Even worse, the authors note, those employees are stressed and anxious -- even losing sleep -- because they don't know what their boss wants from them. Half don't know if they're succeeding or failing. This damages their career well-being.
Those who report unclear expectations at work also report higher daily worry, stress, anxiety, and loneliness.
On the other hand, those who say they have clear expectations at work are 26 percent more likely to be thriving in their overall lives.
The performance implications are substantial. By increasing the ratio of employees who know what's expected of them from one in two to eight in 10, organizations can realize a 22 percent reduction in turnover, a 29 percent reduction in safety incidents, and a 10 percent increase in productivity.
Clear expectations are an employee's most fundamental need
Without them, no corporate program, initiative, or culture can succeed. However, many veteran leaders and established companies don't get this right.

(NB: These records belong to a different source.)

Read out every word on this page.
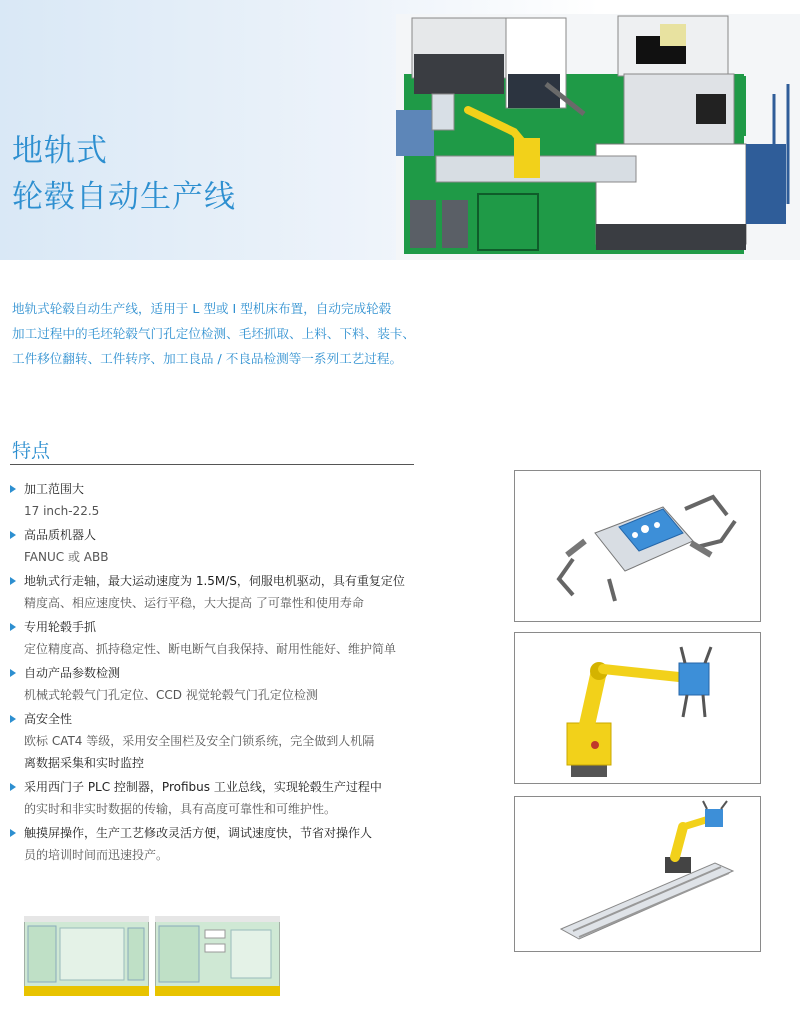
地轨式
轮毂自动生产线
地轨式轮毂自动生产线，适用于 L 型或 I 型机床布置，自动完成轮毂
加工过程中的毛坯轮毂气门孔定位检测、毛坯抓取、上料、下料、装卡、
工件移位翻转、工件转序、加工良品 / 不良品检测等一系列工艺过程。
特点
加工范围大
17 inch-22.5
高品质机器人
FANUC 或 ABB
地轨式行走轴，最大运动速度为 1.5M/S，伺服电机驱动，具有重复定位
精度高、相应速度快、运行平稳，大大提高 了可靠性和使用寿命
专用轮毂手抓
定位精度高、抓持稳定性、断电断气自我保持、耐用性能好、维护简单
自动产品参数检测
机械式轮毂气门孔定位、CCD 视觉轮毂气门孔定位检测
高安全性
欧标 CAT4 等级，采用安全围栏及安全门锁系统，完全做到人机隔
离数据采集和实时监控
采用西门子 PLC 控制器，Profibus 工业总线，实现轮毂生产过程中
的实时和非实时数据的传输，具有高度可靠性和可维护性。
触摸屏操作，生产工艺修改灵活方便，调试速度快，节省对操作人
员的培训时间而迅速投产。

Fewer than half of employees (43 percent) strongly agree that they have a clear job description, and even fewer (41 percent) strongly agree that their job description aligns with the work they do.
The employees who strongly agree that their job description aligns with the work they do are 2.5 times more likely than other employees to be engaged. But the greatest pitfall of the first engagement item is that managers assume there's a simple solution: "If people don't know what's expected, I'll just tell them."

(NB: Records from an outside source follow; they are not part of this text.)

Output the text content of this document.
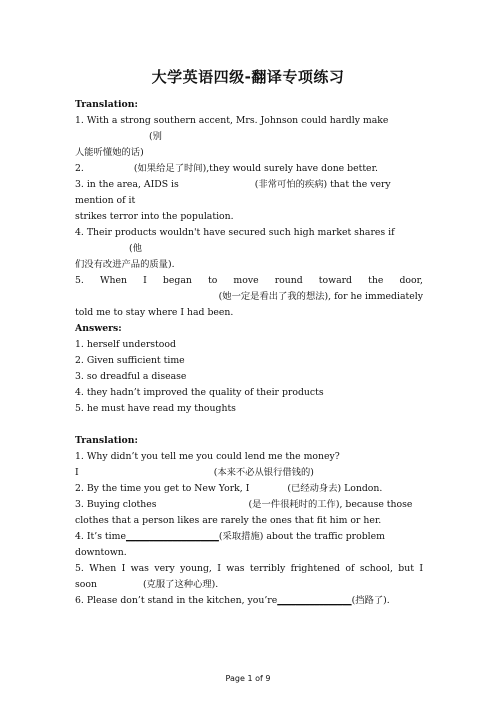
大学英语四级-翻译专项练习

Translation:

1. With a strong southern accent, Mrs. Johnson could hardly make(别

人能听懂她的话)

2.	(如果给足了时间),they would surely have done better.

3. in the area, AIDS is	(非常可怕的疾病) that the very mention of it

strikes terror into the population.

4. Their products wouldn't have secured such high market shares if(他

们没有改进产品的质量).

5. When I began to move round toward the door,

(她一定是看出了我的想法), for he immediately

told me to stay where I had been.

Answers:

1. herself understood

2. Given sufficient time

3. so dreadful a disease

4. they hadn’t improved the quality of their products

5. he must have read my thoughts

Translation:

1. Why didn’t you tell me you could lend me the money?

I	(本来不必从银行借钱的)

2. By the time you get to New York, I	(已经动身去) London.

3. Buying clothes	(是一件很耗时的工作), because those

clothes that a person likes are rarely the ones that fit him or her.

4. It’s time____________________(采取措施) about the traffic problem downtown.

5. When I was very young, I was terribly frightened of school, but I

soon	(克服了这种心理).

6. Please don’t stand in the kitchen, you’re________________(挡路了).

Page 1 of 9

Getting employees to understand what's expected requires much more than telling them what to do. Employees need to understand the fundamentals of their work, which include but are not limited to their job description.
In today's highly matrixed workplace, employees are often on multiple teams with various team leaders who have many different priorities. While these employees may report high levels of collaboration and get along with their colleagues, they still don't know what to do first. This creates anxiety and stress.

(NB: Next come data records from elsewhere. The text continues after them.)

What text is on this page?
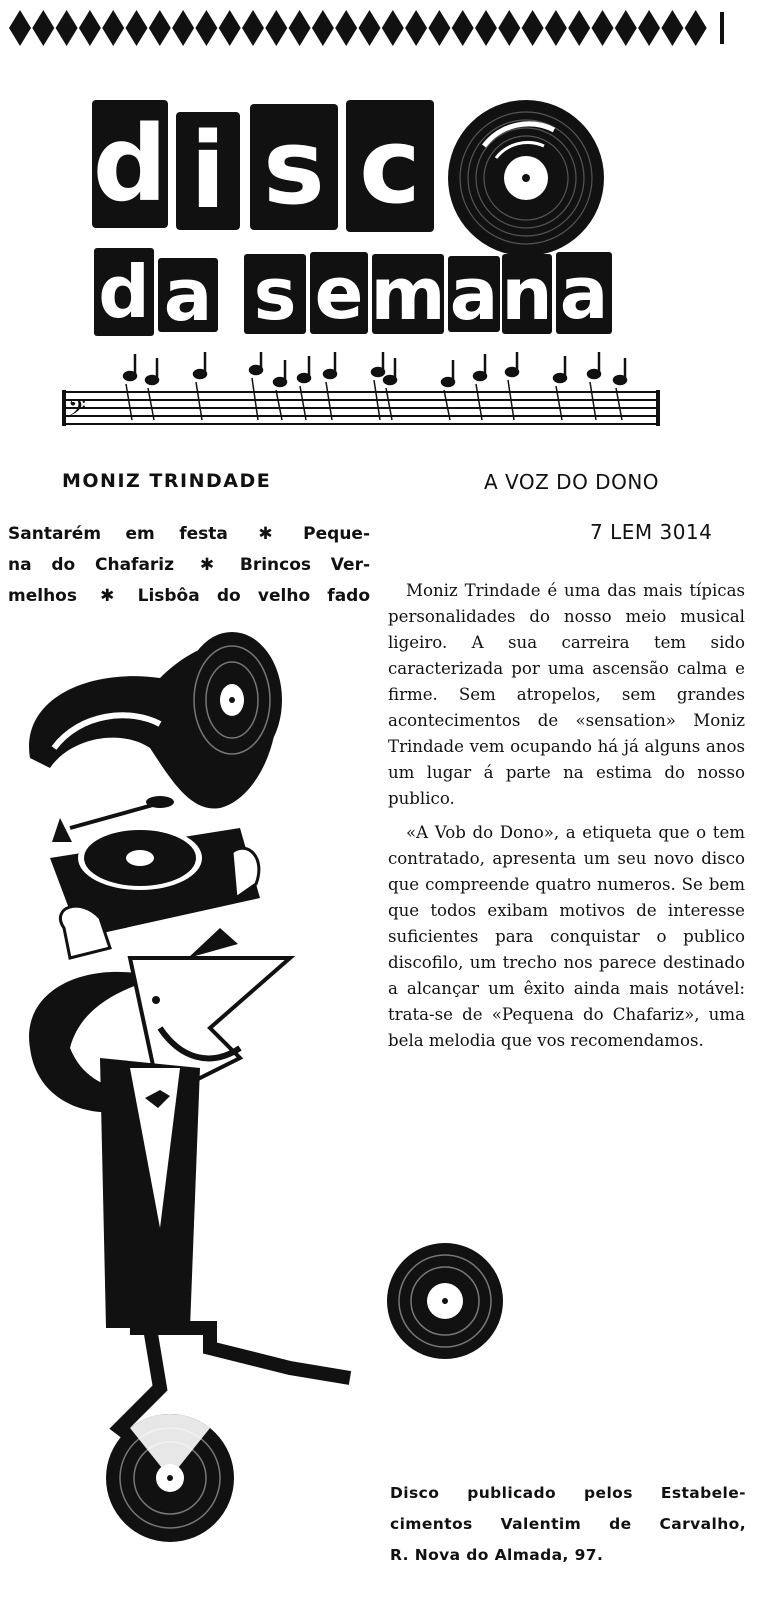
d i s c
d a s e m a n a
𝄢
MONIZ TRINDADE	A VOZ DO DONO
7 LEM 3014
Santarém em festa ✱ Peque-
na do Chafariz ✱ Brincos Ver-
melhos ✱ Lisbôa do velho fado	Moniz Trindade é uma das mais típicas personalidades do nosso meio musical ligeiro. A sua carreira tem sido caracterizada por uma ascensão calma e firme. Sem atropelos, sem grandes acontecimentos de «sensation» Moniz Trindade vem ocupando há já alguns anos um lugar á parte na estima do nosso publico.

«A Vob do Dono», a etiqueta que o tem contratado, apresenta um seu novo disco que compreende quatro numeros. Se bem que todos exibam motivos de interesse suficientes para conquistar o publico discofilo, um trecho nos parece destinado a alcançar um êxito ainda mais notável: trata-se de «Pequena do Chafariz», uma bela melodia que vos recomendamos.

Disco publicado pelos Estabele-
cimentos Valentim de Carvalho,
R. Nova do Almada, 97.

Even worse, managers are typically less clear about expectations than their employees are.
In many cases, state the authors, employees and their managers are being held accountable for work that may or may not correspond with the work they're being evaluated on. For this reason, one of the most important roles in management is to provide meaningful feedback multiple times a week -- once a week at a minimum -- through check-ins, quick connects, and developmental conversations. Central to these meetings is discussing goals.
Clifton and Harter share these science-based insights as guidance for giving your employees clear expectations:
Set clear goals
A meta-analysis of 74 studies published in Journal of Management found that clear, less ambiguous goals for an individual's role were related to increased productivity. Another meta-analysis of 49 studies published in Journal of Applied Psychology found that specific and difficult goals were associated with higher performance. Even moderately difficult goals were associated with higher performance as long as they were not ambiguous.
Provide adequate resources
A meta-analysis published in Journal of Vocational Behavior found that difficult goals can cause burnout if employees don't have the supporting resources to do the work.
Lead collaborative goal setting
Gallup has found that just 30 percent of employees strongly agree that their manager involves them in setting their goals at work. But those who do strongly agree are 3.1 times more likely than other employees to be engaged.
Nurture collective intelligence
The authors point to numerous studies that show the importance of individuals knowing how their roles relate to their teammates' roles. Team members gain "tacit knowledge" or "shared cognition" as they work together over time. Individuals progressively get better at anticipating how their team members respond in various situations. They can also get better over time at retaining this information and applying it to new situations.
"Clear expectations" may sound basic, but when you apply them consistently, they are deeply gratifying to employees. When a manager and employee set goals and clarify expectations together, it is motivating. It spurs ownership, action, creativity, and innovation -- because everybody determines the goal.